The things you find in used bookstores...Long before the idea of the graphic novel or trade paperback collection, publishers decided instead to reprint comics in standard paperback size. One of these is this collection, copyrighted around 1968 which collects three stories from a short lived comic book series published by King Features. And as the cover plays up, its Al Williamson providing the art work-at least for the first two stories.
The first one, untitled in the book but I guess "The Ice Monster" finds Flash and company returning to Mongo (after a rather lengthy section retelling the previous adventures) to get radium to continue Dr. Zarkov's experiments. Once there they venture to the frozen kingdom of Frigia where they discover a scientist who has invented a serum to allow people to live forever. But when a plot to poison the serum is hatched, Flash will have fight to save himself and Dale Arden.
The second story-"The Mole Machine" has Flash and Zarkov head to Earth's Core in Zarkov's new machine where the discover the land of Krenkelium. Here they find a paranoid king, his hot daughter (who as usual gets attached to our hero) and prehistoric monsters.
The final story-"The Death Trap of Mongo"-finds our heroes facing death at the hands of a vengeful nobleman and his advisor-scientist. I'll let you have three guesses who the advisor is.
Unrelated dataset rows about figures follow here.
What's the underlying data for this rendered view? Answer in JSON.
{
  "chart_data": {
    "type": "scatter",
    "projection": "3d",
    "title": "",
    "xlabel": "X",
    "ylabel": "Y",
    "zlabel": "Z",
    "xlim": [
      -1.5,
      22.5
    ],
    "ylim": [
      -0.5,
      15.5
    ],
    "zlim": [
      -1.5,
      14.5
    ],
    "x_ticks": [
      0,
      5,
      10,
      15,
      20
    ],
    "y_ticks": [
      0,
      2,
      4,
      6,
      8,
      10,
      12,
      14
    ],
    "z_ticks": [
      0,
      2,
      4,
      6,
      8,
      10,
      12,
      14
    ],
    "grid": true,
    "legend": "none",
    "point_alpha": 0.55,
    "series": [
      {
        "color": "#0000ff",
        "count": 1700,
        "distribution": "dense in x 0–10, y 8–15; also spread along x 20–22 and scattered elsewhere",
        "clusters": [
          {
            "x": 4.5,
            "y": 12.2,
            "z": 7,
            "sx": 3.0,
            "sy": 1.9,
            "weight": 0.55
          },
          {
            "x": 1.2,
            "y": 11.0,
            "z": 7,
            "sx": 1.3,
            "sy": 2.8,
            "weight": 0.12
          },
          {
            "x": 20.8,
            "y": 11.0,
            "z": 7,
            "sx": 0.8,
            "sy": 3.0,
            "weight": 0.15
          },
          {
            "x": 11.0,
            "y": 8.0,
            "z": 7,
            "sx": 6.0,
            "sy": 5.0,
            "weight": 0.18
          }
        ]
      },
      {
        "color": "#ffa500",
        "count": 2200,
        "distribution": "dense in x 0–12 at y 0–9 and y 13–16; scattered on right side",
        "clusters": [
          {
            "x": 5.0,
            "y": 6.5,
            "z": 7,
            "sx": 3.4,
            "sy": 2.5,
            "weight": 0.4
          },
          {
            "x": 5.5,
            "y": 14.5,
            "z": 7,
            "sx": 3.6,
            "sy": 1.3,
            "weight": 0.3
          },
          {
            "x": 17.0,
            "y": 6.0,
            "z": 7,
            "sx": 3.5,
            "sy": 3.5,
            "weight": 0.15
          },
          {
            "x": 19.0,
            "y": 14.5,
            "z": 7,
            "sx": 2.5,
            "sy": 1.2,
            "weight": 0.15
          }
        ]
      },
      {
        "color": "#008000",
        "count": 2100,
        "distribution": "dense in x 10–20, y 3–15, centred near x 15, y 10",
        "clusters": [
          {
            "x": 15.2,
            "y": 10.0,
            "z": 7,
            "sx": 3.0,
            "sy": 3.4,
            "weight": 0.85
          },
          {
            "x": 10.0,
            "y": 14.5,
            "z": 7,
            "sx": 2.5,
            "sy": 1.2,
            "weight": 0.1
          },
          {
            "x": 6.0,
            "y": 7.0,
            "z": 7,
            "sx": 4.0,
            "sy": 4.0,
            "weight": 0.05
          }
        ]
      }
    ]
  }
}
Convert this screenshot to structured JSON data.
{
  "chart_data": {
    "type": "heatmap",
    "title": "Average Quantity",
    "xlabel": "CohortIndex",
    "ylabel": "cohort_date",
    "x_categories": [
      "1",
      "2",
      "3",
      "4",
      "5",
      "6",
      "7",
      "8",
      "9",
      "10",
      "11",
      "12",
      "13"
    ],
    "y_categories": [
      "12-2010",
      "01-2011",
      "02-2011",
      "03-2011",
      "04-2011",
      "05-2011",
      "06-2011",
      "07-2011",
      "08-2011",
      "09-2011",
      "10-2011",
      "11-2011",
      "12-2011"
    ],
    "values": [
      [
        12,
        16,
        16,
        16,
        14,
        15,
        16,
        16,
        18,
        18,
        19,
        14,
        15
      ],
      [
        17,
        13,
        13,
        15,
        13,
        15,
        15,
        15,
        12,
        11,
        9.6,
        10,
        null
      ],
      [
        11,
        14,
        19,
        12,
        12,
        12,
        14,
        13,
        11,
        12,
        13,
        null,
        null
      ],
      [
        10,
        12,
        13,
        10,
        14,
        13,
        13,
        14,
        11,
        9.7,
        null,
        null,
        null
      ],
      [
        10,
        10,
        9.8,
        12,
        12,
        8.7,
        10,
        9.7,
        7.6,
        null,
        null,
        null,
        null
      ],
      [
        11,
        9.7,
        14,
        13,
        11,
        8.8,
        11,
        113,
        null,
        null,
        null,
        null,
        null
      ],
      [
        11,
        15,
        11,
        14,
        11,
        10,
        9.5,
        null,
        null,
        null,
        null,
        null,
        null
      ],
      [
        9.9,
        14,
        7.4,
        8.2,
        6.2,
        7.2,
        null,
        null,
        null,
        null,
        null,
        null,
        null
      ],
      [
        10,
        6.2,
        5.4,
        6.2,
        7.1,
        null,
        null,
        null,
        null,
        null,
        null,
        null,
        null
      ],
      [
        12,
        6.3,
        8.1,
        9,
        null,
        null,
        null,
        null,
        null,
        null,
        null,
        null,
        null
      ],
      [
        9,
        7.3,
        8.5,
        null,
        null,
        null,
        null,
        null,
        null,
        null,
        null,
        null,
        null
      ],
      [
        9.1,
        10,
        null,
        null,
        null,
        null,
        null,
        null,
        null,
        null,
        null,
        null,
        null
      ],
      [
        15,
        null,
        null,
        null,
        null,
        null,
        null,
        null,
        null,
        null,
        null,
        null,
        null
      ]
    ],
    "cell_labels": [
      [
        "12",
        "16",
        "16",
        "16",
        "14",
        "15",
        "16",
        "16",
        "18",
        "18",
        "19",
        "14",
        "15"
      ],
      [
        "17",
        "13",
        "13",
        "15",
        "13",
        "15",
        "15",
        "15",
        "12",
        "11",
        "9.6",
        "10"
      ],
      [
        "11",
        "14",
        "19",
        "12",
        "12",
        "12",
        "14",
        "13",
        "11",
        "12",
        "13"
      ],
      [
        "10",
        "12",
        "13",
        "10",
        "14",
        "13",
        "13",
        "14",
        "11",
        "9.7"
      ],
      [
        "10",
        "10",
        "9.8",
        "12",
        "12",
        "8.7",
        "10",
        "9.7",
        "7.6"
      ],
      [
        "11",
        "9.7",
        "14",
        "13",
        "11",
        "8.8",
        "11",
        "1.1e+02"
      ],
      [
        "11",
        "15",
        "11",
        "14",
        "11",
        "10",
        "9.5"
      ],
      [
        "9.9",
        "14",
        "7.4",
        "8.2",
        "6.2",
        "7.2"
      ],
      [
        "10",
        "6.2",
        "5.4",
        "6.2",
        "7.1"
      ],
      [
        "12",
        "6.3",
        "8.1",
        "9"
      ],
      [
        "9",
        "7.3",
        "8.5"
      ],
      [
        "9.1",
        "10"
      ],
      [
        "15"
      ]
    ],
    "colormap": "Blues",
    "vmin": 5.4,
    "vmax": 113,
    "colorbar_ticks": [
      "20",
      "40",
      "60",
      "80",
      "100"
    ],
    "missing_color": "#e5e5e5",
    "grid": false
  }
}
The fun thing is looking back at the stories and how simple they are. No elaborate over-plotting or pointless subplots-just Flash Gordon saving the universe. The artwork of Williamson is also great, the best next to creator Alex Raymond. (A book collecting Williamson's Flash stories from the 60s, along with a two-issue Marvel series from the 90s and his adaptation of the 1980 movie was recently published). Also fun is the references to other sci-fi stories. In particular Edgar Rice Burroughs-the serum that extends life from the Carson Napier books to Krenkelium (named after fellow artist Roy Krenkel) and the setup being lifted from At The Earth's Core. They certainly don't make them like this anymore.